Strona:PL Józef Ignacy Kraszewski-Jelita t.I.djvu/090

Z Wikiźródeł, wolnej biblioteki
Ta strona została uwierzytelniona.

Lubo jechać mu było, więc nie spieszył.
W tém gdy tak jedzie, ucha nastawił, zdala go śpiewy doleciały, pomięszane z wesołemi śmiechami.
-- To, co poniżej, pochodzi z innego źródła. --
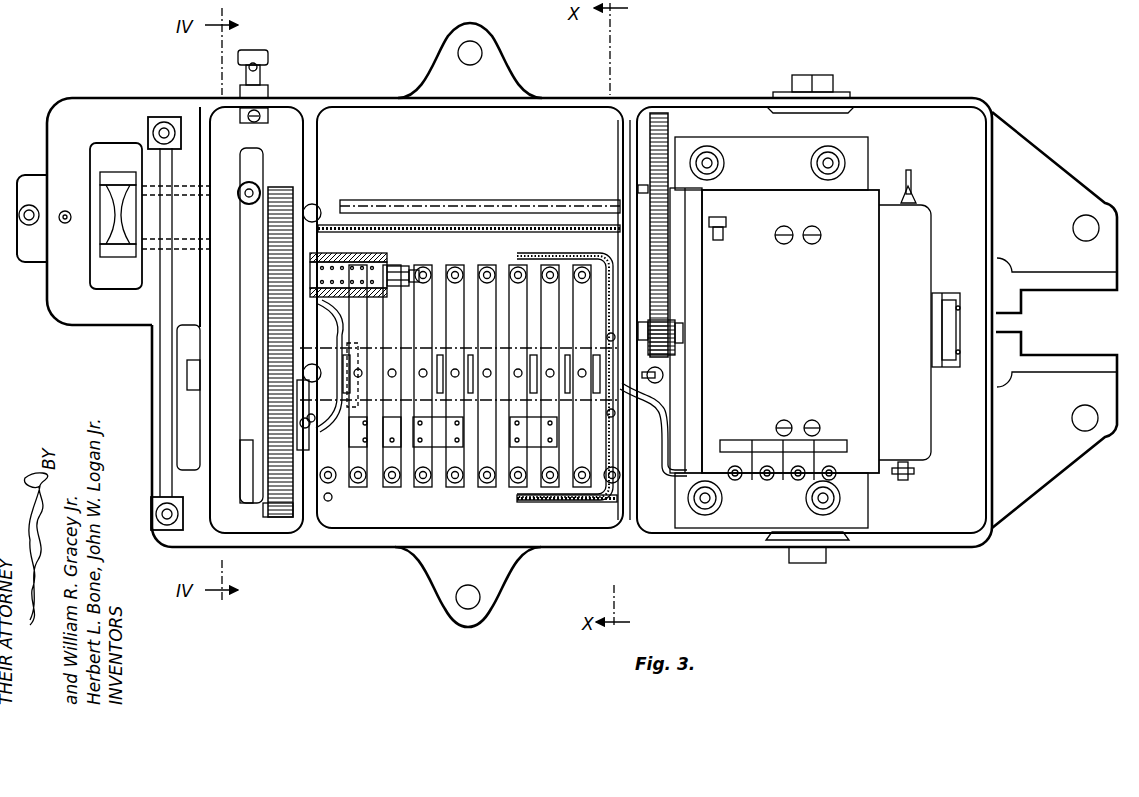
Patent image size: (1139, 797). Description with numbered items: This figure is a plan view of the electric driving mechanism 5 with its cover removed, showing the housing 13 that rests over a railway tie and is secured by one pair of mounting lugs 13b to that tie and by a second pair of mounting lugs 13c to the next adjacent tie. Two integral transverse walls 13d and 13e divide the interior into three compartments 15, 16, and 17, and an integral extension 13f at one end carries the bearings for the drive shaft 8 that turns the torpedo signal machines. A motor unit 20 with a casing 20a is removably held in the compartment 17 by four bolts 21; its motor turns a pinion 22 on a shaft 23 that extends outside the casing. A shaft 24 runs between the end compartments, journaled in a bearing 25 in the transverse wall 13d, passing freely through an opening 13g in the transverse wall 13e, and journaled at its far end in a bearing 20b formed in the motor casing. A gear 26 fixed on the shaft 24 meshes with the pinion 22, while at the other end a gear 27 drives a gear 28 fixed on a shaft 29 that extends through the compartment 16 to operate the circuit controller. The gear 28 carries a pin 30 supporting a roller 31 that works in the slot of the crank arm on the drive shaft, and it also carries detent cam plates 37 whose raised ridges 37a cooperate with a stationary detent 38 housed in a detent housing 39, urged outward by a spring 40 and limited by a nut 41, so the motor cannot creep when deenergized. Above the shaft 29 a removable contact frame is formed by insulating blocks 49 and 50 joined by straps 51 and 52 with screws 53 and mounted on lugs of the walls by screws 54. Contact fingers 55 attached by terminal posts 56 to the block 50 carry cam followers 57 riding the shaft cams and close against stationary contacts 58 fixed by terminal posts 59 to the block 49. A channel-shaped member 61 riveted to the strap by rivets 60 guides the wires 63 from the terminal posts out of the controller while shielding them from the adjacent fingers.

The electric driving mechanism 5 is at (645, 57).
The drive shaft 8 is at (146, 183).
The housing 13 is at (720, 548).
The mounting lugs 13b is at (520, 63).
The mounting lugs 13c is at (1055, 160).
The transverse wall 13d is at (312, 140).
The transverse wall 13e is at (622, 128).
The integral extension 13f is at (87, 110).
The opening 13g is at (616, 160).
The end compartment 15 is at (295, 148).
The middle compartment 16 is at (444, 138).
The end compartment 17 is at (766, 137).
The motor unit 20 is at (903, 166).
The motor casing 20a is at (825, 325).
The bearing 20b is at (681, 195).
The bolts 21 is at (811, 163).
The pinion 22 is at (670, 375).
The pinion shaft 23 is at (690, 330).
The shaft 24 is at (446, 200).
The bearing 25 is at (332, 196).
The gear 26 is at (661, 113).
The gear 27 is at (284, 190).
The gear 28 is at (280, 518).
The shaft 29 is at (432, 462).
The pin 30 is at (247, 478).
The roller 31 is at (195, 323).
The detent cam plates 37 is at (308, 445).
The raised ridge 37a is at (300, 425).
The detent 38 is at (340, 197).
The detent housing 39 is at (399, 261).
The spring 40 is at (348, 266).
The nut 41 is at (421, 262).
The insulating block 49 is at (558, 503).
The insulating block 50 is at (527, 242).
The strap 51 is at (607, 505).
The strap 52 is at (332, 498).
The screws 53 is at (612, 240).
The screws 54 is at (607, 258).
The contact fingers 55 is at (455, 268).
The terminal posts 56 is at (423, 268).
The cam follower 57 is at (487, 268).
The stationary contacts 58 is at (468, 475).
The terminal posts 59 is at (503, 475).
The rivets 60 is at (636, 400).
The channel-shaped member 61 is at (628, 452).
The wires 63 is at (500, 226).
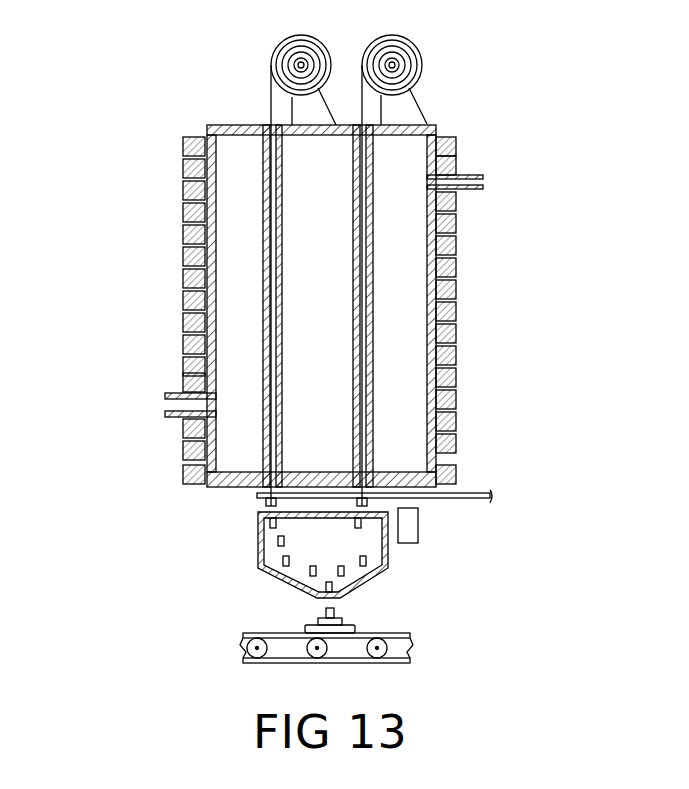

Poznawał głosy kobiece...
Słyszał nieraz Szary ludowe pieśni i słuchać ich lubił, a że młodszym będąc nietylko Sieradzkie, Łęczyckie, Kaliskie, ale Krakowskie i Sandomierskie zwiedzał okolice, i różnego polskiego wieśniaka znał zawodzenia, choć po troszę od siebie różne, a jednak do siebie podobne — zdziwiło go to że pieśni, które go dochodziły i nutą i językiem były odmiennym nucone...
Ślicznie one brzmiały, tęskno, marząco, słodko.. ale obco...
Dotąd jednak śpiewających nie mógł dostrzedz podróżny.
Dopiero gdy się droga zakręciła nagle, musiał aż konia strzymać, bo tuż, tuż osobliwy orszak nadciągał, jakiego w życiu nie widział, i nawet wyśnić było trudno, a zrozumieć kto tak jechał śpiewając i po co, trudniéj jeszcze.
Przodem na siwym, małym, ładnym koniku jechała piękna pani. Konik na pół był okryty szkarłatną oponą ze złotemi brzegami i kutasy, rząd na nim świecący złocony, miał wielki guz złocisty także, na piersiach, na głowie czub, a pod szyją wiszące sznury pąsowe ze złotem.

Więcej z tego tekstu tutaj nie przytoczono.